Autograph a : St. Gallen Kantonsbibliothek (Vadiana), Ms 35 (VBS VI), 20 (Siegelabdruck) Teildruck und zusammenfassende Übersetzung: Blarer BW II 352, Nr. 1171

Der Bote [...] überbringt die restlichen Blätter vom [,,Warhafften Bekanntnuß"]; es ist tatsächlich ein wenig lang geworden, was sich aber nicht vermeiden ließ. Bullinger übersendet ein Exemplar an [Thomas Blarer] und lässt diesen grüßen.
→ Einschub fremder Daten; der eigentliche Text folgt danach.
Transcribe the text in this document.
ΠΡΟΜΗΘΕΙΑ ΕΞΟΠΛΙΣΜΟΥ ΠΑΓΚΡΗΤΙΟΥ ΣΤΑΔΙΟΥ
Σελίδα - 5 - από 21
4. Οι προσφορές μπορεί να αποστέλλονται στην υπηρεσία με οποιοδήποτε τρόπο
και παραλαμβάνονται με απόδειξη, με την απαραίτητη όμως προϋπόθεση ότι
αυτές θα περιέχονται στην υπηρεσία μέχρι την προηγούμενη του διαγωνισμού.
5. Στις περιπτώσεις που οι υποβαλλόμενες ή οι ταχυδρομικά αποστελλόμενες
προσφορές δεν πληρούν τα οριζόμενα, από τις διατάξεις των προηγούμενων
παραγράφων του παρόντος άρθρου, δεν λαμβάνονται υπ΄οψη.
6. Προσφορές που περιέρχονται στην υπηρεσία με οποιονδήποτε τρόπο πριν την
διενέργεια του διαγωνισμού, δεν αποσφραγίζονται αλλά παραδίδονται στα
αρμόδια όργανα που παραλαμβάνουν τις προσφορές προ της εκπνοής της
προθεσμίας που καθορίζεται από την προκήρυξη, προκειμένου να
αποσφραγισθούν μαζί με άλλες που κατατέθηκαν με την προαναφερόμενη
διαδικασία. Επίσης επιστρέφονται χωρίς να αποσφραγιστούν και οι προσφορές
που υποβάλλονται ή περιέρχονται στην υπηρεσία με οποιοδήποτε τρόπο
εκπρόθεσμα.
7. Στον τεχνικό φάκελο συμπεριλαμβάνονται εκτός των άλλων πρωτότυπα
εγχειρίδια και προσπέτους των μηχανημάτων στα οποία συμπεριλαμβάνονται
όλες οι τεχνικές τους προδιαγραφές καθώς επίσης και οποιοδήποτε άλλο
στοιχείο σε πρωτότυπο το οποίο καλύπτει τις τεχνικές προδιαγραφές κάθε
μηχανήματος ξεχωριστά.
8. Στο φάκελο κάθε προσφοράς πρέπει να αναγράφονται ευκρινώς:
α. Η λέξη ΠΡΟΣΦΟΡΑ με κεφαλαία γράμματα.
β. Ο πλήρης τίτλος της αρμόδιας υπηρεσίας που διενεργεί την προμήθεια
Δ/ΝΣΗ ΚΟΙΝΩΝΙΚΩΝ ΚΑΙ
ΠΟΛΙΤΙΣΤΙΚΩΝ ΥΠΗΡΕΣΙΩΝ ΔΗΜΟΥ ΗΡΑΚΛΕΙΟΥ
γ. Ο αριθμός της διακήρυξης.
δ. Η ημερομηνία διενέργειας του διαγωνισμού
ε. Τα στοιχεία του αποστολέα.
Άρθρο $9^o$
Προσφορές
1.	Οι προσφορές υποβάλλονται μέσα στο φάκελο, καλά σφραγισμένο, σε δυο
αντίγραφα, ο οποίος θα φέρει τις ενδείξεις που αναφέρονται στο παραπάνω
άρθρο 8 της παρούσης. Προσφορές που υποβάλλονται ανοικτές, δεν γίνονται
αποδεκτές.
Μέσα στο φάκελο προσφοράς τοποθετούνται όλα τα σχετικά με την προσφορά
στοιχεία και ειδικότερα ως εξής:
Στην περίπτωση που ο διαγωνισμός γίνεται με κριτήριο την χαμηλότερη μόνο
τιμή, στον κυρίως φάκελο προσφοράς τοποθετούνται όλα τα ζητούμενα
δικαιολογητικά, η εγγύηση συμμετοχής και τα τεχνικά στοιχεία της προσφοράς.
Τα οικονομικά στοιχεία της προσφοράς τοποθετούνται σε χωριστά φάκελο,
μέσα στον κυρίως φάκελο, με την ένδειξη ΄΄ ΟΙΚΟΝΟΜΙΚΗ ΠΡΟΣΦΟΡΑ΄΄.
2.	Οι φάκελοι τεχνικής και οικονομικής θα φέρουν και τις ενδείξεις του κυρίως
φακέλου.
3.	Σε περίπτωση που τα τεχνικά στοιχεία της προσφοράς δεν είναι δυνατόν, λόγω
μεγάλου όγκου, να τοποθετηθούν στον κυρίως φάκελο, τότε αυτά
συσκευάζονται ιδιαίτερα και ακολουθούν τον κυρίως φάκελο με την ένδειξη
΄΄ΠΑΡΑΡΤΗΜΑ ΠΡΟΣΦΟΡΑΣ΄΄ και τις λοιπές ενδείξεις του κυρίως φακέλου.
Er bittet, die anderen vier Exemplare [der deutschen oder lateinischen Fassung] samt Begleitbriefen an [Hans] Welser, Claudius [Pius]Peutinger, [Wolfgang]Musculus und Georg Frölich mit dem nächsten Boten nach Augsburg weiterzuleiten; er schickt auch ein Exemplar an [Martin] Frecht. Bullinger dankt für die Nachrichten über den Reichstag [zu Worms], über [Karl V] und über Landgrafen [Philipp von Hessen]. Hat Blarer Nachrichten über das Konzil von Trient? Was, wenn die Bestie ihre Kräfte zeigt und mit ihren drei Hörnern (welche die geistliche, kaiserliche und königliche Macht symbolisieren) die Gläubigen erdolcht? Aber Gott wird die Bestie besiegen; deshalb hat Bibliander die [,,Relatio fidelis"] veröffentlicht, die Blarer bald sehen wird. Blarer soll after schreiben und Bullinger wissen lassen, ob dieser ihm noch Botenlohn schuldet. Gruße. [P.S.:]Die lateinische Übersetzung [,,Orthodoxa Tigurinae Eccleasiae confessio"] von Gwalther ist auch gedruckt.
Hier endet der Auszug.